HDR’s future 10-story corporate headquarters, announced Thursday, will anchor the last sizable tract of undeveloped land at central Omaha’s Aksarben Village.
The architectural and engineering firm’s 245,000-square-foot office building will house retailers on its first floor. To the east, a new parking structure will contain ground-level shops and restaurants.
An alleyway between the two structures, at 67th and Frances Streets, is envisioned as a hotbed of retail and entertainment.
The pieces create a proposed HDR campus for up to 1,150 employees that will replace the digs that the century-old firm has outgrown near 84th Street and West Dodge Road.
HDR Chairman and Chief Executive George Little said Aksarben Village, while not the downtown site that company leaders had originally selected, has alluring attributes: land to expand and nearby bike trails, hotels and entertainment venues.
“We’re excited to be in a vibrant area that we had a hand in revitalizing, and happy to be part of the area’s strong educational presence including engineering, architecture and construction management programs at the University of Nebraska and Peter Kiewit Institute,” Little said in a prepared statement.
Construction is slated to begin later this year and be completed in early 2019.
Thursday’s announcement follows HDR’s rejection in April of an 11th and Dodge Streets spot that serves as surface parking. That site was discarded after HDR could not come to terms with the majority owner, Omaha Performing Arts.
HDR waited to announce the replacement site until after a lease was signed and the design was finished.
Omaha Mayor Jean Stothert said that while she had hoped HDR would build in the downtown business district, she supported the company’s decision and its commitment to Omaha.
Stothert had promoted a few sites downtown, including a parking lot in north downtown next to the CenturyLink Center and TD Ameritrade Park, known as Lot B. She called HDR one of the city’s most recognized businesses. “The city will work with HDR as the development process moves forward,” she said in a statement.
City Councilman Chris Jerram, whose district includes Aksarben Village and downtown, expects the city to clear any remaining hurdles, including a tax-increment financing application. “I don’t expect there will be any hiccups along the way,” he said.
When HDR first announced a downtown site, Jerram said, he was excited. “That didn’t work out, we turned a page and today we celebrate they are coming inside the urban core.”

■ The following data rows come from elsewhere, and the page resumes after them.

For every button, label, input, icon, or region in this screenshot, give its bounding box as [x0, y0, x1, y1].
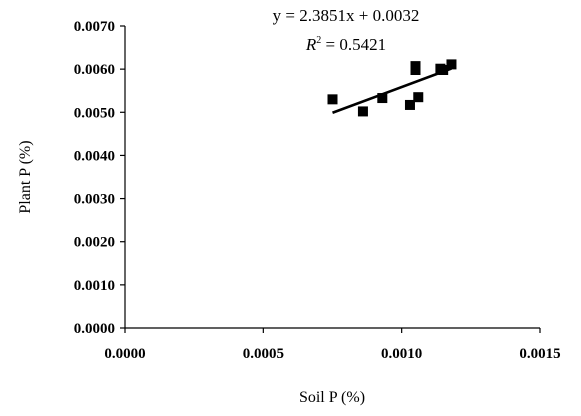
data-point	[404, 99, 415, 110]
data-point	[446, 59, 457, 70]
r-squared-label: R2 = 0.5421	[305, 35, 386, 54]
r-squared-symbol: R	[305, 35, 317, 54]
y-tick-label: 0.0070	[74, 19, 115, 35]
y-axis-title: Plant P (%)	[17, 140, 34, 213]
data-point	[357, 106, 368, 117]
trendline	[332, 67, 452, 114]
trendline-equation: y = 2.3851x + 0.0032	[273, 6, 420, 25]
data-point	[438, 65, 449, 76]
y-tick-label: 0.0020	[74, 235, 115, 251]
data-point	[327, 94, 338, 105]
trendline-layer	[332, 67, 452, 114]
y-tick-label: 0.0030	[74, 192, 115, 208]
r-squared-superscript: 2	[316, 35, 321, 46]
x-tick-label: 0.0000	[104, 346, 145, 362]
data-point	[377, 93, 388, 104]
x-tick-label: 0.0010	[381, 346, 422, 362]
x-tick-label: 0.0005	[243, 346, 284, 362]
y-axis-ticks: 0.0000 0.0010 0.0020 0.0030 0.0040 0.0050 0.00…	[74, 19, 125, 337]
y-tick-label: 0.0060	[74, 62, 115, 78]
y-tick-label: 0.0010	[74, 278, 115, 294]
y-tick-label: 0.0040	[74, 148, 115, 164]
y-tick-label: 0.0050	[74, 105, 115, 121]
r-squared-value: = 0.5421	[321, 35, 386, 54]
data-point	[410, 65, 421, 76]
data-point	[413, 92, 424, 103]
x-axis-title: Soil P (%)	[299, 389, 365, 406]
data-points	[327, 59, 457, 117]
x-axis-ticks: 0.0000 0.0005 0.0010 0.0015	[104, 328, 561, 362]
x-tick-label: 0.0015	[519, 346, 560, 362]
y-tick-label: 0.0000	[74, 321, 115, 337]
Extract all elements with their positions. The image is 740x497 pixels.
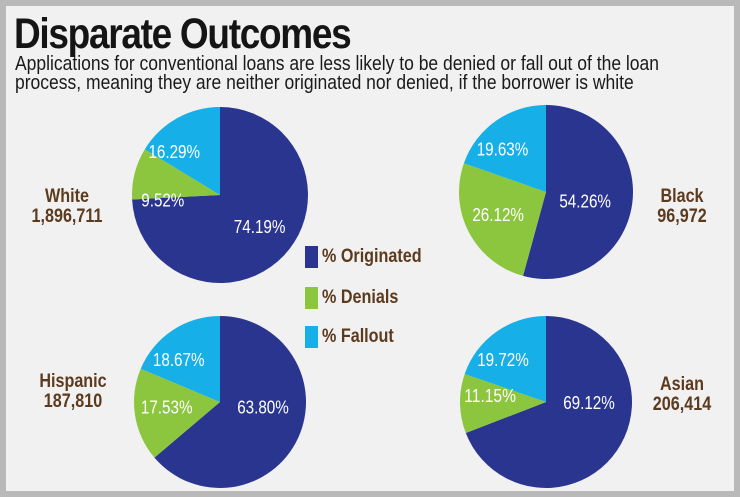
group-name: Black — [660, 186, 704, 207]
legend-swatch — [305, 287, 318, 309]
data-label-white-originated: 74.19% — [234, 217, 286, 237]
pie-slice-white-fallout — [144, 107, 220, 195]
data-label-hispanic-fallout: 18.67% — [153, 350, 205, 370]
data-label-asian-denials: 11.15% — [464, 386, 516, 406]
group-count: 96,972 — [657, 206, 707, 227]
legend-label: % Denials — [322, 287, 399, 308]
data-label-white-denials: 9.52% — [141, 190, 184, 210]
pie-slice-hispanic-originated — [154, 316, 306, 489]
pie-slice-asian-denials — [460, 373, 546, 434]
group-count: 187,810 — [43, 391, 103, 412]
data-label-black-fallout: 19.63% — [477, 140, 529, 160]
group-label-black: Black 96,972 — [640, 187, 725, 227]
legend-label: % Fallout — [322, 326, 394, 347]
pie-slice-asian-originated — [465, 316, 633, 488]
legend-item-fallout: % Fallout — [305, 326, 406, 348]
group-count: 1,896,711 — [31, 206, 103, 227]
group-name: Asian — [660, 374, 704, 395]
pie-slice-black-fallout — [463, 105, 546, 192]
legend-swatch — [305, 246, 318, 268]
legend-item-originated: % Originated — [305, 246, 439, 268]
chart-title: Disparate Outcomes — [14, 10, 352, 58]
legend-label: % Originated — [322, 246, 422, 267]
group-name: Hispanic — [39, 371, 107, 392]
data-label-asian-originated: 69.12% — [563, 393, 615, 413]
chart-subtitle: Applications for conventional loans are … — [15, 53, 660, 94]
pie-slice-black-denials — [459, 163, 546, 276]
data-label-asian-fallout: 19.72% — [477, 350, 529, 370]
legend-item-denials: % Denials — [305, 287, 412, 309]
pie-slice-hispanic-fallout — [140, 316, 220, 402]
chart-frame: Disparate Outcomes Applications for conv… — [6, 6, 734, 491]
legend-swatch — [305, 326, 318, 348]
pie-slice-hispanic-denials — [134, 368, 220, 458]
pie-slice-asian-fallout — [464, 316, 546, 402]
group-name: White — [45, 186, 89, 207]
pie-slice-white-originated — [132, 107, 308, 283]
data-label-hispanic-originated: 63.80% — [237, 397, 289, 417]
group-count: 206,414 — [652, 394, 712, 415]
data-label-hispanic-denials: 17.53% — [141, 397, 193, 417]
group-label-white: White 1,896,711 — [20, 187, 114, 227]
pie-slice-black-originated — [523, 105, 634, 279]
group-label-asian: Asian 206,414 — [640, 375, 725, 415]
data-label-black-originated: 54.26% — [559, 192, 611, 212]
pie-slice-white-denials — [132, 149, 220, 200]
data-label-white-fallout: 16.29% — [148, 142, 200, 162]
data-label-black-denials: 26.12% — [472, 205, 524, 225]
group-label-hispanic: Hispanic 187,810 — [26, 372, 120, 412]
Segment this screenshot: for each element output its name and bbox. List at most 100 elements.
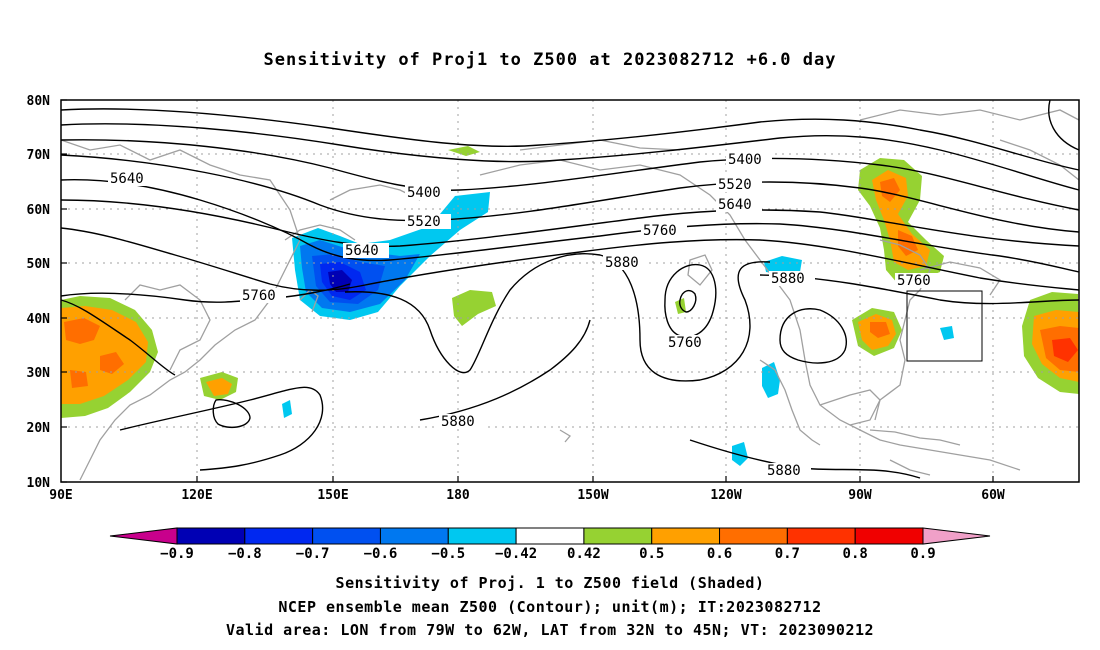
lon-label: 90E [49, 488, 72, 503]
colorbar-label: 0.6 [707, 546, 732, 562]
colorbar-swatch [651, 527, 721, 545]
colorbar-label: 0.8 [843, 546, 868, 562]
lon-label: 60W [981, 488, 1005, 503]
shade-na-cyan3 [732, 442, 748, 466]
contour-5880-a [344, 253, 771, 382]
contour-5700 [60, 227, 1080, 291]
contour-closed-small [212, 399, 251, 429]
shade-gulf-dark [870, 322, 890, 338]
contour-label: 5760 [242, 288, 276, 304]
shade-hudson-dark [880, 178, 918, 256]
contour-5760-a [60, 283, 351, 303]
colorbar-label: −0.6 [364, 546, 398, 562]
shading-layer [61, 146, 1079, 466]
colorbar-swatch [786, 527, 856, 545]
colorbar-arrow-left [109, 527, 178, 545]
shade-arctic-green [448, 146, 480, 156]
contour-5340 [60, 123, 1080, 191]
lat-label: 10N [27, 476, 51, 491]
colorbar-swatch [312, 527, 381, 545]
colorbar-swatch [379, 527, 449, 545]
colorbar-swatch [244, 527, 314, 545]
shade-na-cyan4 [940, 326, 954, 340]
map-frame [60, 99, 1080, 483]
lon-labels: 90E 120E 150E 180 150W 120W 90W 60W [49, 488, 1005, 503]
contour-5880-b [60, 299, 176, 376]
contour-5880-e [779, 308, 847, 364]
contour-label: 5640 [718, 197, 752, 213]
contour-label: 5760 [668, 335, 702, 351]
lat-label: 40N [27, 312, 51, 327]
contour-label: 5640 [110, 171, 144, 187]
colorbar-swatch [447, 527, 517, 545]
lat-label: 70N [27, 148, 51, 163]
lon-label: 90W [848, 488, 872, 503]
lon-label: 180 [446, 488, 470, 503]
contour-label: 5880 [441, 414, 475, 430]
contour-label: 5520 [718, 177, 752, 193]
contour-labels: 5640 5400 5520 5640 5760 5400 5520 5640 … [110, 152, 931, 479]
contour-5520 [60, 154, 1080, 233]
colorbar-label: −0.7 [296, 546, 330, 562]
lat-label: 60N [27, 203, 51, 218]
shade-pacific-green [452, 290, 496, 326]
contour-top-right [1048, 99, 1080, 151]
contour-5580 [60, 199, 1080, 247]
contour-5760-d [679, 289, 697, 313]
z500-contours [60, 99, 1080, 479]
colorbar-label: −0.42 [495, 546, 537, 562]
contour-5400 [60, 139, 1080, 211]
lon-label: 120E [181, 488, 212, 503]
shade-na-cyan1 [764, 256, 802, 274]
colorbar-arrow-right [922, 527, 991, 545]
lat-label: 50N [27, 257, 51, 272]
lon-label: 120W [710, 488, 741, 503]
shade-atlantic-red [1052, 338, 1078, 362]
colorbar-swatch [719, 527, 788, 545]
contour-label: 5400 [728, 152, 762, 168]
colorbar-label: −0.9 [160, 546, 194, 562]
colorbar-label: 0.9 [910, 546, 935, 562]
contour-5640 [60, 179, 1080, 273]
map-title: Sensitivity of Proj1 to Z500 at 20230827… [263, 50, 837, 70]
colorbar-label: −0.5 [431, 546, 465, 562]
contour-5760-c [664, 263, 717, 338]
valid-area-box [906, 290, 983, 362]
shade-taiwan-orange [206, 378, 232, 396]
contour-5880-c [119, 386, 324, 471]
contour-label: 5880 [605, 255, 639, 271]
lat-labels: 80N 70N 60N 50N 40N 30N 20N 10N [27, 94, 51, 491]
colorbar-swatch [854, 527, 924, 545]
colorbar-swatch [515, 527, 585, 545]
colorbar-label: 0.42 [567, 546, 601, 562]
contour-label: 5640 [345, 243, 379, 259]
contour-label: 5880 [767, 463, 801, 479]
colorbar-label: −0.8 [228, 546, 262, 562]
caption-valid-area: Valid area: LON from 79W to 62W, LAT fro… [225, 621, 875, 639]
contour-label: 5760 [897, 273, 931, 289]
lon-label: 150W [577, 488, 608, 503]
contour-5880-d [419, 319, 591, 421]
tick-marks [61, 99, 994, 483]
colorbar-label: 0.7 [775, 546, 800, 562]
caption-shading: Sensitivity of Proj. 1 to Z500 field (Sh… [335, 574, 765, 592]
caption-contour: NCEP ensemble mean Z500 (Contour); unit(… [278, 598, 822, 616]
lon-label: 150E [317, 488, 348, 503]
lat-label: 20N [27, 421, 51, 436]
shade-china-dark-orange [64, 318, 124, 388]
contour-label-boxes [108, 152, 941, 478]
lat-label: 80N [27, 94, 51, 109]
contour-5280 [60, 108, 1080, 171]
colorbar-swatch [176, 527, 246, 545]
shade-small-cyan [282, 400, 292, 418]
contour-label: 5520 [407, 214, 441, 230]
contour-label: 5760 [643, 223, 677, 239]
colorbar-label: 0.5 [639, 546, 664, 562]
contour-label: 5400 [407, 185, 441, 201]
coastlines [60, 109, 1080, 481]
colorbar-swatch [583, 527, 653, 545]
lat-label: 30N [27, 366, 51, 381]
colorbar: −0.9 −0.8 −0.7 −0.6 −0.5 −0.42 0.42 0.5 0.6 0.7 0.… [109, 527, 991, 562]
shade-japan-core [328, 270, 352, 292]
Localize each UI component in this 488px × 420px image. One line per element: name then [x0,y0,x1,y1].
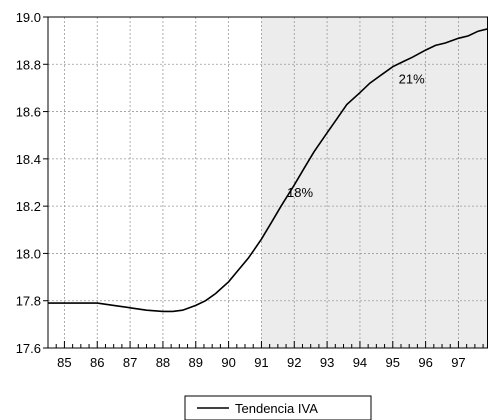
legend-label-tendencia-iva: Tendencia IVA [235,401,318,416]
x-tick-label: 85 [57,355,71,370]
grid-lines [48,17,488,348]
y-tick-label: 19.0 [16,10,41,25]
y-tick-label: 18.0 [16,246,41,261]
axis-ticks [43,16,484,349]
x-tick-label: 88 [156,355,170,370]
y-tick-label: 18.2 [16,199,41,214]
y-tick-label: 18.4 [16,152,41,167]
x-tick-label: 95 [386,355,400,370]
plot-shaded-region [261,17,488,348]
x-tick-label: 94 [353,355,367,370]
x-tick-label: 89 [189,355,203,370]
y-tick-labels: 17.6 17.8 18.0 18.2 18.4 18.6 18.8 19.0 [16,10,41,356]
y-tick-label: 18.8 [16,57,41,72]
x-tick-label: 87 [123,355,137,370]
x-tick-label: 93 [320,355,334,370]
y-tick-label: 18.6 [16,105,41,120]
annotation-18-percent: 18% [287,185,313,200]
x-tick-label: 92 [287,355,301,370]
x-tick-labels: 85 86 87 88 89 90 91 92 93 94 95 96 97 [57,355,465,370]
x-tick-label: 96 [418,355,432,370]
legend: Tendencia IVA [184,395,372,420]
annotation-21-percent: 21% [399,71,425,86]
series-line-tendencia-iva [48,28,488,313]
y-tick-label: 17.8 [16,294,41,309]
x-tick-label: 91 [254,355,268,370]
x-tick-label: 86 [90,355,104,370]
x-tick-label: 90 [221,355,235,370]
x-tick-label: 97 [451,355,465,370]
y-tick-label: 17.6 [16,341,41,356]
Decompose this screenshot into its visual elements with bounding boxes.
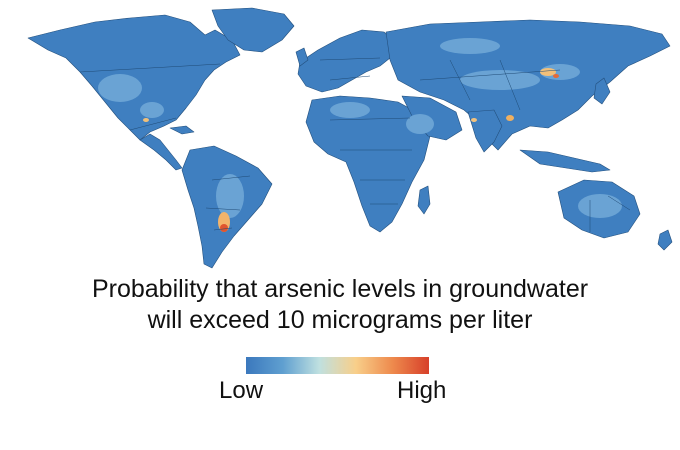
britain [295,47,309,67]
map-caption: Probability that arsenic levels in groun… [0,274,680,336]
legend-high-label: High [397,377,447,404]
caption-line-2: will exceed 10 micrograms per liter [147,306,533,334]
japan [593,77,611,105]
legend-low-label: Low [219,377,264,404]
southeast-asia [519,149,611,173]
greenland [211,7,295,53]
central-america [139,133,183,171]
moderate-probability-areas [98,38,622,218]
caption-line-1: Probability that arsenic levels in groun… [91,275,589,303]
europe [297,29,397,93]
madagascar [417,185,431,215]
world-map [27,7,673,269]
caribbean [169,125,195,135]
high-probability-hotspots [143,68,559,232]
africa [305,95,431,233]
country-borders [79,57,631,232]
legend-color-scale [246,357,429,374]
new-zealand [657,229,673,251]
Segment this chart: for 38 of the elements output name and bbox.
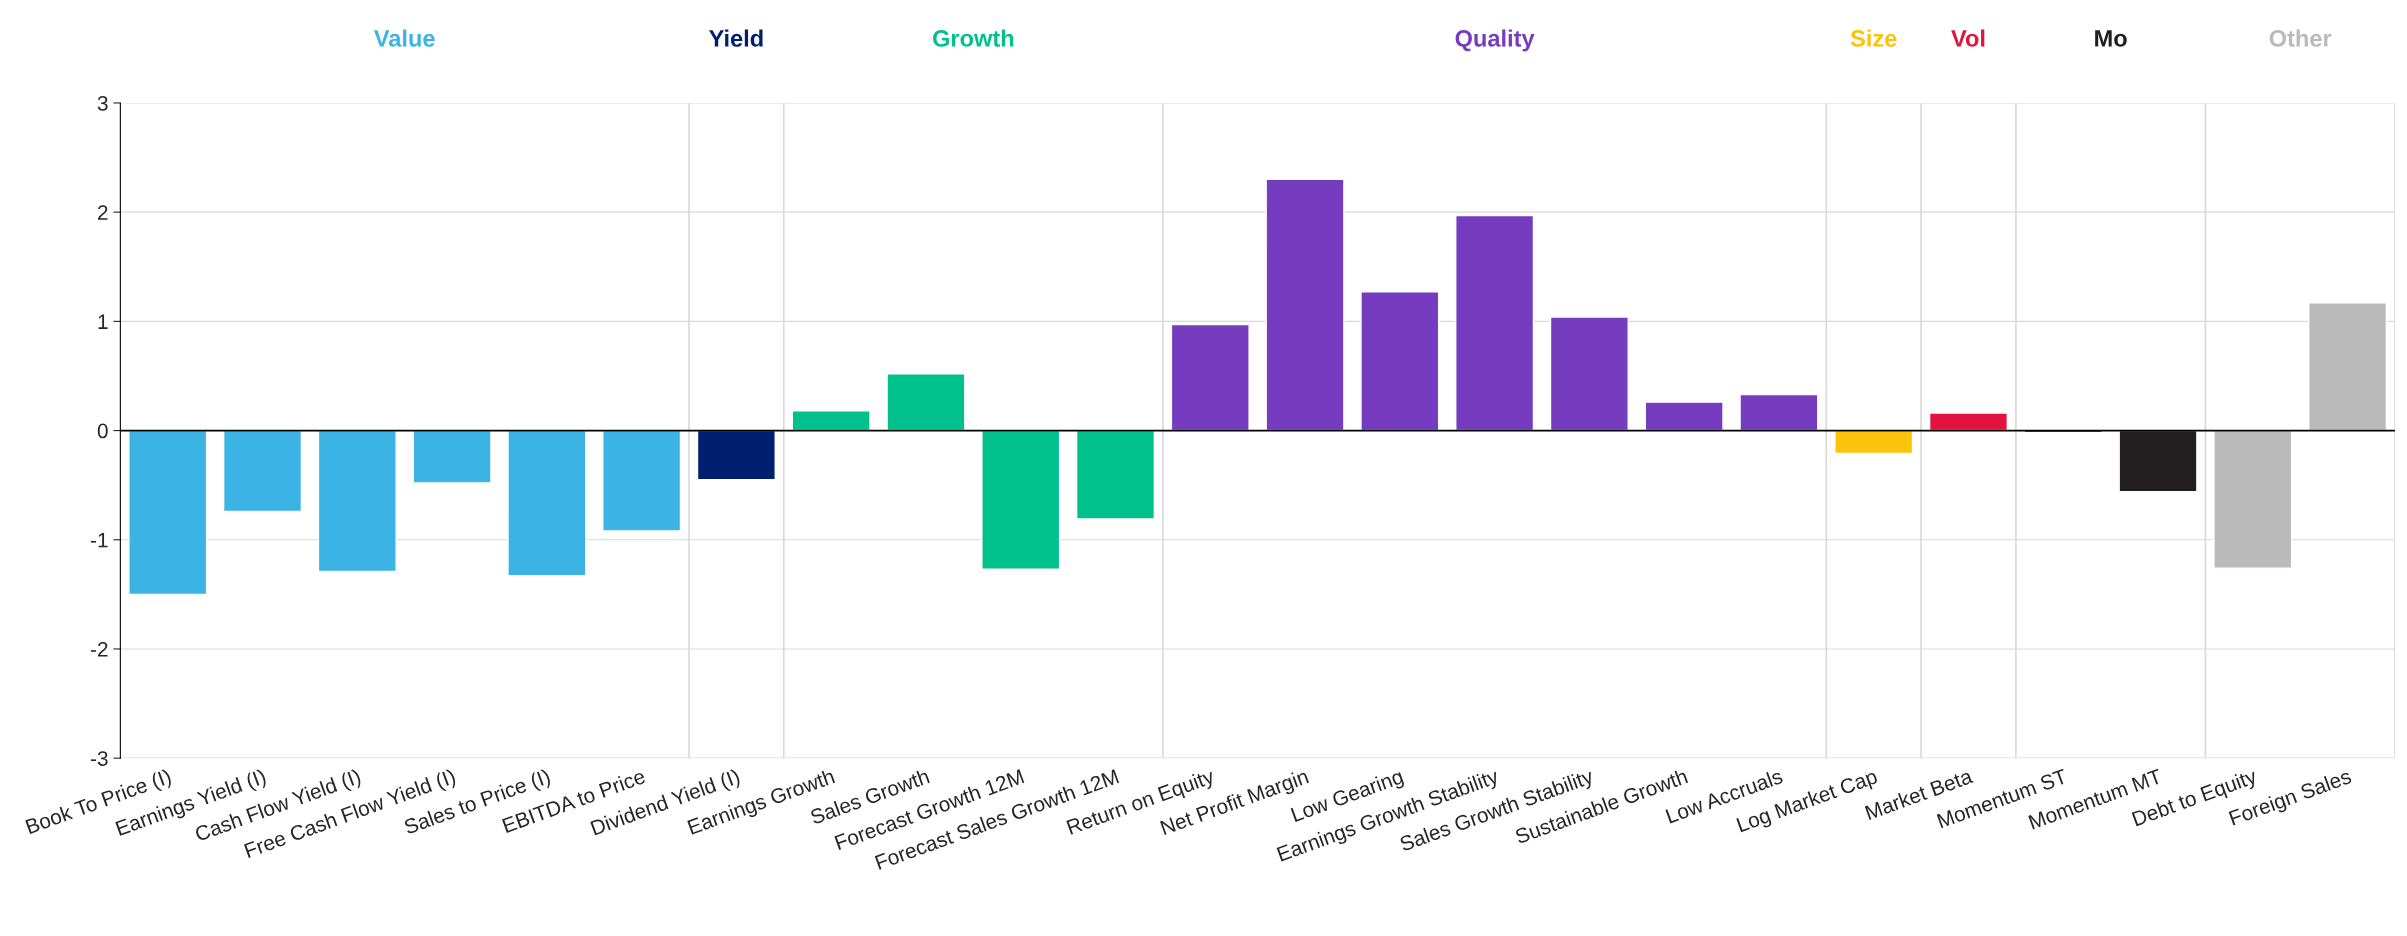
y-tick-label: -1 (90, 532, 108, 548)
text: Quality (1455, 29, 1535, 52)
bar (602, 429, 682, 532)
y-tick-label: 2 (98, 205, 108, 220)
bar (1170, 323, 1250, 432)
text: Mo (2095, 30, 2127, 47)
bar (1928, 412, 2009, 432)
y-tick-label: 1 (98, 314, 108, 329)
text: Yield (709, 29, 763, 47)
bar (886, 373, 966, 432)
bar (1455, 214, 1535, 432)
y-tick-label: 0 (97, 423, 108, 439)
text: Value (373, 29, 435, 47)
bar (2213, 429, 2293, 569)
bar (1549, 316, 1629, 432)
bar (696, 429, 776, 481)
bar (981, 429, 1061, 570)
text: Size (1850, 29, 1897, 47)
text: Growth (932, 29, 1014, 47)
bar (1265, 178, 1345, 432)
bar (2118, 429, 2198, 493)
bar (317, 429, 397, 573)
bar (507, 429, 587, 577)
bar (1644, 401, 1724, 432)
bar (1360, 291, 1440, 432)
bar (791, 410, 871, 432)
y-tick-label: 3 (97, 95, 108, 111)
bar (128, 429, 208, 596)
y-tick-label: -2 (90, 641, 108, 657)
y-tick-label: -3 (90, 751, 108, 766)
text: Vol (1951, 29, 1985, 47)
bar (222, 429, 303, 513)
text: Other (2269, 29, 2332, 47)
bar (1834, 429, 1914, 455)
bar (1075, 429, 1156, 520)
bar (1739, 393, 1819, 432)
bar (2308, 302, 2388, 432)
bar (412, 429, 492, 484)
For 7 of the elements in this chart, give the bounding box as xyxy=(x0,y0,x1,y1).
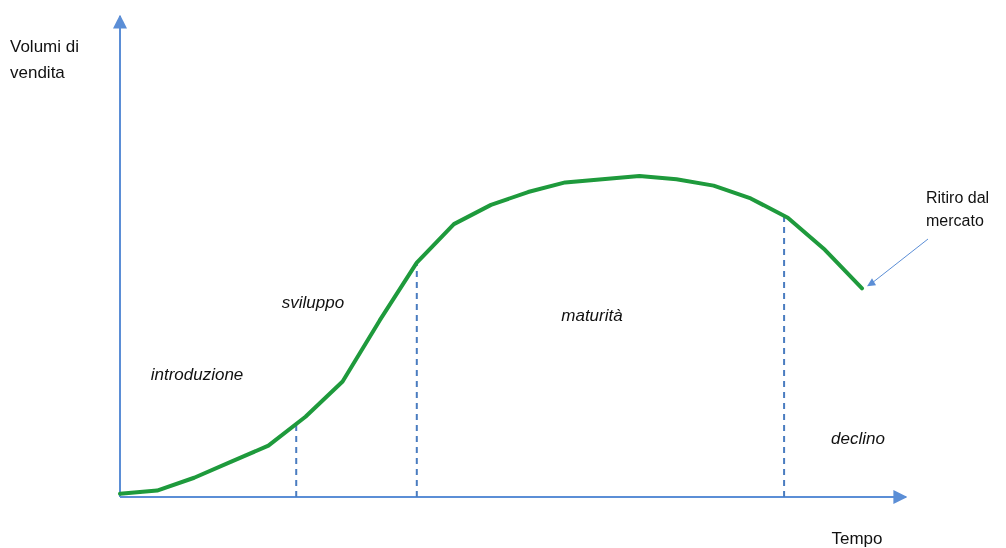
annotation: introduzione xyxy=(150,365,244,384)
text: Volumi di vendita xyxy=(10,37,79,82)
annotation: sviluppo xyxy=(281,293,345,312)
annotation: maturità xyxy=(561,306,623,325)
annotation: declino xyxy=(831,429,885,448)
x-axis-title: Tempo xyxy=(831,529,883,548)
text: Ritiro dal mercato xyxy=(926,189,990,229)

HDR will lease the headquarters from owner Noddle Bradford Holdings. Noddle Cos. is the project developer.
Jay Noddle of Noddle Cos. said the price tag for the office building, parking garage and retail alleyway is about $110 million. He called HDR a “perfect fit” that will further energize the village. “They are such a hugely important employer and to have them stay here and grow here and be in the middle of Omaha is a big, big win for our community.”
Noddle said HDR contacted him after it pulled out of the downtown site. Noddle already had been working on the design for a building at the Aksarben Village spot and had been talking with potential tenants.
Discussions quickly shifted to HDR, Noddle said. “We focused on trying to determine how easily HDR might fit. Could we accommodate their growth in the future? Could we deliver their schedule?
“It all came together very, very quickly.”
The 10-story HDR building is about as high as Noddle wanted to build in that part of the city. The structure will contain 18,000 square feet of ground-floor retail space.
There will be another 20,000 square feet of shops and restaurants lining the west side of the parking garage. Noddle envisions the alleyway between the HDR building and the parking garage being filled with activity. “It’s truly a walkway, an alleyway with retail shops on both sides — kind of a hangout place.”
That corridor, he said, will lend itself to a more “eclectic” shops and boutiques and will have food truck accessibility. “The alleyway will be a really special place within the village,” he said.
HDR’s Little described the firm’s future campus as ideal for the firm’s workforce based in Omaha and outside the city. He cited convenient Interstate access from the airport for visitors, entertainment within walking distance and hotels.
HDR is familiar with Aksarben Village: It crafted the initial master plan for the urban village and has conducted traffic studies for the area.
Among the firm’s other design work nearby: Baxter Arena, the Gordmans headquarters and the Think Whole Person Healthcare building.
North of the HDR site is room for a second 120,000-square-foot building. Until that second HDR structure is needed, it will serve as parkland or public space complementing proposed further development in the broader, nine-acre area bounded by 67th Street, 64th Avenue, Frances and Shirley Streets.
Noddle said that in addition to HDR, the broader zone is slated for apartments and another office and retail structure.
HDR has about 900 full-time employees based in Omaha. Worldwide, the company that specializes in engineering, architecture, environmental and construction services, has nearly 10,000 employees in more than 225 locations.
HDR was formerly known as Henningson Durham & Richardson.
Speculation on where HDR would build its headquarters began more than a year ago when Little said the company had outgrown its suburban-style campus.
As planned, HDR will be the architect of its new building. First National Bank of Omaha is providing financing for the project; Kiewit Building Group will provide construction services.
“This location will serve our needs today and take us well into the future,” Little said.